ある団地で、そこのアパートに住む少女が一人で遊びに出掛けたまま、行方不明になるという事件が起こった。少女の両親と警察は、少女が遊んでいたと思われる場所を懸命に探したが、結局その少女は発見されなかった。
それから3ヵ月が経った頃、同じ団地のアパートに住む住民から、水道水から異臭がするとの苦情が寄せられた。初めのうちは様子を見ていた管理人も、日に日に多くなる苦情に疑問を抱き、屋上の貯水タンクを調べてみることにした。

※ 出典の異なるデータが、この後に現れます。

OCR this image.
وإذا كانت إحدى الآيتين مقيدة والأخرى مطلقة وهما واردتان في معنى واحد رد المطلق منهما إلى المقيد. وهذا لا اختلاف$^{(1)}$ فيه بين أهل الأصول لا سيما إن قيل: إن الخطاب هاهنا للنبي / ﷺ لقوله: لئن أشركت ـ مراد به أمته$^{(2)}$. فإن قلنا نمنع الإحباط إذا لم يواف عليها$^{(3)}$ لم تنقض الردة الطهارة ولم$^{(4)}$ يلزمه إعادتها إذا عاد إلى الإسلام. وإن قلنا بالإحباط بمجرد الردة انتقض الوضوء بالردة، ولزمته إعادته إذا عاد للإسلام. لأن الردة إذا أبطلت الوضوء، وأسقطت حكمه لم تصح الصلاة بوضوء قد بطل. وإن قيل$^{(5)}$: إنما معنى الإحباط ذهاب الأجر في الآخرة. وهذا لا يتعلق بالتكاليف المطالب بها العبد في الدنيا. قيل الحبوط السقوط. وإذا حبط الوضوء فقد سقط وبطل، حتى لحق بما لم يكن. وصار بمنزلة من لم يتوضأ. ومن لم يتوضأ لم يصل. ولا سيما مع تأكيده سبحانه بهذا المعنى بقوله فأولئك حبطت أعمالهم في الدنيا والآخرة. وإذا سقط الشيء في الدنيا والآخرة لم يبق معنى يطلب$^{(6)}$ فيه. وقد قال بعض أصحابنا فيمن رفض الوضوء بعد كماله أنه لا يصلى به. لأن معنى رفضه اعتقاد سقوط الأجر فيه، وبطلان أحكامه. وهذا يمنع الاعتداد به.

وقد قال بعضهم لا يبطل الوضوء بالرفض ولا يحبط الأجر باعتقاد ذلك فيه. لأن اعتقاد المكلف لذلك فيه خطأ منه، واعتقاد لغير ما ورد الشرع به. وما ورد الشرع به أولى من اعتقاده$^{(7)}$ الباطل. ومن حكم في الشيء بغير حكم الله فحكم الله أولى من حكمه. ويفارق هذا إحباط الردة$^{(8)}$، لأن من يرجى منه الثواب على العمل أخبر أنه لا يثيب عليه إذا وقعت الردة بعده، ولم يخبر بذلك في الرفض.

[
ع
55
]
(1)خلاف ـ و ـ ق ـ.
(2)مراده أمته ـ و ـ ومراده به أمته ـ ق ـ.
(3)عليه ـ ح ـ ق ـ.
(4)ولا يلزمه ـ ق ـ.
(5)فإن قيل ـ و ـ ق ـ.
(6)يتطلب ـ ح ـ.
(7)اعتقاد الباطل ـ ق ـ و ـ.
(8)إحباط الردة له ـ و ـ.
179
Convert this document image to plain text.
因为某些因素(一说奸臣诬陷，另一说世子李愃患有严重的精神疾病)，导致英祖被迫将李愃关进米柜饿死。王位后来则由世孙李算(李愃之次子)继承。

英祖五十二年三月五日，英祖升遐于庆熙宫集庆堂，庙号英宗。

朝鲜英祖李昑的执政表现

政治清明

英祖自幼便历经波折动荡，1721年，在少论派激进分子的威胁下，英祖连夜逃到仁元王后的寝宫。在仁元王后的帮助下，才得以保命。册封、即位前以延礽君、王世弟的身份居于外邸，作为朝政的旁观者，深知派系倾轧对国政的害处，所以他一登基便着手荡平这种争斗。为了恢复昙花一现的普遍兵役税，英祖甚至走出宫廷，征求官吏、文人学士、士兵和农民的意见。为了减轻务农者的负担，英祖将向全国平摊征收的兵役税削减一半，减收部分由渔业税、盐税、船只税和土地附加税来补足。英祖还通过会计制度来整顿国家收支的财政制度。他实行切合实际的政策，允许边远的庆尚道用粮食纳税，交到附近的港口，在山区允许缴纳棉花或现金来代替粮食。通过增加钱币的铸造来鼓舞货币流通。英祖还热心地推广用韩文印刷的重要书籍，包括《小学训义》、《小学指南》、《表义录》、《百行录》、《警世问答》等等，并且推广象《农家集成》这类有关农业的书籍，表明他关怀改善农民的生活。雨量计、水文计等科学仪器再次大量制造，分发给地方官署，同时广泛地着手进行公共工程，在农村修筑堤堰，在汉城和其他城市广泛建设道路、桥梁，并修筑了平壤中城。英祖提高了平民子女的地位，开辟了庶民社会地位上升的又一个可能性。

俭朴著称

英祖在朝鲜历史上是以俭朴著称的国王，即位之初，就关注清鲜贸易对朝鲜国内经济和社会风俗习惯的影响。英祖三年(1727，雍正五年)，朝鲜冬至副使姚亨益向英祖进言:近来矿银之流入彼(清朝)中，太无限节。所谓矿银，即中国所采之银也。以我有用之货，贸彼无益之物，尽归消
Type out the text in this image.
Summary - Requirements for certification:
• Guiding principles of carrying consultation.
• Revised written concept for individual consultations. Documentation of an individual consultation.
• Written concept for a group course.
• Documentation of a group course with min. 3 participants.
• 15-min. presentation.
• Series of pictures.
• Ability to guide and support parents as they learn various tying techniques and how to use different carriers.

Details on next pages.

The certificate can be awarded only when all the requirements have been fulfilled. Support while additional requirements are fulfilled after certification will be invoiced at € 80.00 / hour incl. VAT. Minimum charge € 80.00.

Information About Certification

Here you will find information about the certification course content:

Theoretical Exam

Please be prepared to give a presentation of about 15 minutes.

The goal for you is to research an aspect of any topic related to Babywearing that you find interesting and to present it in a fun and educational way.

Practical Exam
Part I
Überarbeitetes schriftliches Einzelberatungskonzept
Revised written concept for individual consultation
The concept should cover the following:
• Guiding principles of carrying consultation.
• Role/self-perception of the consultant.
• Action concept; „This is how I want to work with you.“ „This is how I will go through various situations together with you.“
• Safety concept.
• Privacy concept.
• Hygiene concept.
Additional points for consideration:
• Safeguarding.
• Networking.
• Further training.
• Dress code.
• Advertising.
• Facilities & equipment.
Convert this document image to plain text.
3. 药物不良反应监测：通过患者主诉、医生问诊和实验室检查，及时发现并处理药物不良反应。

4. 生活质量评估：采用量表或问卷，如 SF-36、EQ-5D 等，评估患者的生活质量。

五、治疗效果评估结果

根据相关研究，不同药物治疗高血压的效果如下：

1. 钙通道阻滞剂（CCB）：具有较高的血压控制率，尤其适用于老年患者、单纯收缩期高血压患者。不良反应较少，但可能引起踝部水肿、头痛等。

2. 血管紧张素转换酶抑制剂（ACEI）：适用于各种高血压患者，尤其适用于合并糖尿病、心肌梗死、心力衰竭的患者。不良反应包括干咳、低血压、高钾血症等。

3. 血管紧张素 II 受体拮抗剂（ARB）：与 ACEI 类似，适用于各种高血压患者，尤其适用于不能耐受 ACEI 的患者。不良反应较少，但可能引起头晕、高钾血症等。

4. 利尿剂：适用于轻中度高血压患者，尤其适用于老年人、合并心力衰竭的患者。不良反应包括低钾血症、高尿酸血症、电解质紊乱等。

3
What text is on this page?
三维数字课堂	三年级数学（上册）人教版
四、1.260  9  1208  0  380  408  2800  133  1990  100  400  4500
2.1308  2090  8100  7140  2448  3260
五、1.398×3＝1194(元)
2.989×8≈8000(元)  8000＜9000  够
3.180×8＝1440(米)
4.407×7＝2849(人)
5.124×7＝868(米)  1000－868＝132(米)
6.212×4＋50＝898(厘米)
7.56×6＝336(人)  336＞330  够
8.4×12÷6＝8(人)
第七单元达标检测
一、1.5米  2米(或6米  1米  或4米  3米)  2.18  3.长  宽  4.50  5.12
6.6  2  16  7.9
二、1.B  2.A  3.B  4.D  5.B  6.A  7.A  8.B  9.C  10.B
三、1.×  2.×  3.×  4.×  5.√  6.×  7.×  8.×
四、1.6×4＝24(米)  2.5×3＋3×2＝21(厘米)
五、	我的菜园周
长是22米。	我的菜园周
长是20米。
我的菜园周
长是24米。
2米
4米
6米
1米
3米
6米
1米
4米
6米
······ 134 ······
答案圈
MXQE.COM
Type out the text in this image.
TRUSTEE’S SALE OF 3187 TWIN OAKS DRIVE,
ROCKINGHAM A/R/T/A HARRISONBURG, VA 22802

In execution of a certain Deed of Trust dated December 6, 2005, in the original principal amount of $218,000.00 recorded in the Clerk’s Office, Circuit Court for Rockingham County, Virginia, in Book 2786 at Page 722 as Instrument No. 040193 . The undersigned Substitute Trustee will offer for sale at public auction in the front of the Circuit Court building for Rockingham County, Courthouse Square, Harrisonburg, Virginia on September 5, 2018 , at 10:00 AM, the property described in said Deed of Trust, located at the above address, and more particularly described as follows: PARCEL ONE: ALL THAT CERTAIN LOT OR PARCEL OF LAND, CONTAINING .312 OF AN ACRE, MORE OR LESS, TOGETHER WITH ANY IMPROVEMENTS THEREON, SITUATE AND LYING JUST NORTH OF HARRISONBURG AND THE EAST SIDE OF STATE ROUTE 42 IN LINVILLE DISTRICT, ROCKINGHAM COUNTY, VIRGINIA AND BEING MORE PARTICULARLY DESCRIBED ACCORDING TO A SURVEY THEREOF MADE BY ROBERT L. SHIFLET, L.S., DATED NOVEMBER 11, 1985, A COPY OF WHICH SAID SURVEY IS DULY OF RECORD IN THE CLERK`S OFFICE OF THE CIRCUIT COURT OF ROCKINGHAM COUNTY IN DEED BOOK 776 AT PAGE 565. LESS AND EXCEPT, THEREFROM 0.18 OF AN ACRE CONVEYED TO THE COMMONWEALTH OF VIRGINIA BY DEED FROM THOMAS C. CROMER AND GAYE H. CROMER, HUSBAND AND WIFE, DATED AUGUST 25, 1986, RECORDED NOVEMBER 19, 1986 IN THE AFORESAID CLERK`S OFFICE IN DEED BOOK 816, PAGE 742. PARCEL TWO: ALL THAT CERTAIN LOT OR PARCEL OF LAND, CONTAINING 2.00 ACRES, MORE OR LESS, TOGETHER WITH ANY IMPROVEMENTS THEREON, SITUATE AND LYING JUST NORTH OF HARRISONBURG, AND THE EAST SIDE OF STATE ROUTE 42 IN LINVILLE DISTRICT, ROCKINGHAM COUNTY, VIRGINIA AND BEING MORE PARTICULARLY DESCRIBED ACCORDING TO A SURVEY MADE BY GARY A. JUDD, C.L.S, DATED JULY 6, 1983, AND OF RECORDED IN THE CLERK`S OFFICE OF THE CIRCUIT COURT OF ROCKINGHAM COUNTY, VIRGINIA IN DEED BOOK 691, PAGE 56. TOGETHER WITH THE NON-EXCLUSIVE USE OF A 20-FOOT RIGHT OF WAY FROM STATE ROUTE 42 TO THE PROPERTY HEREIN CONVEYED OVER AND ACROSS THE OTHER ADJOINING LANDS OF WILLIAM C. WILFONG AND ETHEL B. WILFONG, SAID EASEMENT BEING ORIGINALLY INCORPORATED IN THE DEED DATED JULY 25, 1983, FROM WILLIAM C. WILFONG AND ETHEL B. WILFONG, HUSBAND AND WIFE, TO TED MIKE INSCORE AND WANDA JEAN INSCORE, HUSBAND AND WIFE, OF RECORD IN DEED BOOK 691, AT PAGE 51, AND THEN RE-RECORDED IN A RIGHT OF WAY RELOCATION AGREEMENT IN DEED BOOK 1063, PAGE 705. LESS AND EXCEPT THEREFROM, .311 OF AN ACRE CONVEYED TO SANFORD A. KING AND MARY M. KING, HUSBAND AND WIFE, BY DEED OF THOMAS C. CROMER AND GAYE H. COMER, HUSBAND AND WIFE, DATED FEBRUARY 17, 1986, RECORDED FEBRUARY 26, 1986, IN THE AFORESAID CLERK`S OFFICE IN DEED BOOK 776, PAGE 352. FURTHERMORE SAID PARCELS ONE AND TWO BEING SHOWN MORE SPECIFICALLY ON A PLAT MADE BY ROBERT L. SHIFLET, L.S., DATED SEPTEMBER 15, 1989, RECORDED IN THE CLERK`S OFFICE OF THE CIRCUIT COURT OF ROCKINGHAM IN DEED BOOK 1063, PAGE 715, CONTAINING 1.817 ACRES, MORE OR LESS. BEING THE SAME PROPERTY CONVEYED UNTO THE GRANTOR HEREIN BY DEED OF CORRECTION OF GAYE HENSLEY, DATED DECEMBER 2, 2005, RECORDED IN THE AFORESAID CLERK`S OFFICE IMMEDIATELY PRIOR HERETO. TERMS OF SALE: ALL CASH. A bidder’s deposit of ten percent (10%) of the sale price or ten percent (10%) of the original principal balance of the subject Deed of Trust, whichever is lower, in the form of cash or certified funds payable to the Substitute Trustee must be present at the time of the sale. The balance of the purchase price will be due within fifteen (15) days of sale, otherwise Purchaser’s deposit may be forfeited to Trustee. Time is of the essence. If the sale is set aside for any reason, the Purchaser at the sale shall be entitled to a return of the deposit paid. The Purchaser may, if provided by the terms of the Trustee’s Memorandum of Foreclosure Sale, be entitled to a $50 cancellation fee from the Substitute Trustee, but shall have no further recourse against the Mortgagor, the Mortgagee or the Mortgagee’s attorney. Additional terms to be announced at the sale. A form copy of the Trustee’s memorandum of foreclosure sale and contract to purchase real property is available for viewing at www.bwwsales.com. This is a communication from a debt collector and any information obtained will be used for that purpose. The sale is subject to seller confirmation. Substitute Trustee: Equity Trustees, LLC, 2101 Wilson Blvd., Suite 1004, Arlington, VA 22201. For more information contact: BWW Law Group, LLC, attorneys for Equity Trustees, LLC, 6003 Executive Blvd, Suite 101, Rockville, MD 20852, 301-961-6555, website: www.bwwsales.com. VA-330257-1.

管理人が貯水タンクの蓋を開けると、凄まじい腐敗臭が鼻をつき、中からは水に浮かんでいる子供の腐乱死体が見つかった。解剖の結果、それはまさしく、3ヵ月前に行方が分からなくなった少女のものであった。どうやら少女が屋上で遊んでいた際、点検中で蓋が開いていた貯水タンクを覗き込み、誤って転落してしまったらしい。そしてそのまま3ヵ月間放置されていたのだ。
少女の死体が浮いていた水を、このアパートの住民達は3ヵ月もの間使用していたのである。
アパートの住民達が誰も知らずに、腐敗死体の浮いていた不衛生な水を使用していたというところが、この都市伝説の最も恐ろしい部分です。日本ではこのような事故が起こったという記録はありませんが、タイのバンコクでは今年の7月に、女性が同じアパートに住む男に殺害され、アパートの貯水タンク内に遺棄されるという事件が起こりました。この事件は水道水からの異臭が原因で発覚したようですが、犯人の男はすでに逃亡していたみたいです。また、この事件により、アパートの住民の大半が部屋を引き払って出て行ってしまったようです。そりゃ、当然でしょうね…
ちなみに、この都市伝説は2002年に「仄暗い水の底から」というタイトルで、中田秀夫監督によって映画化されています。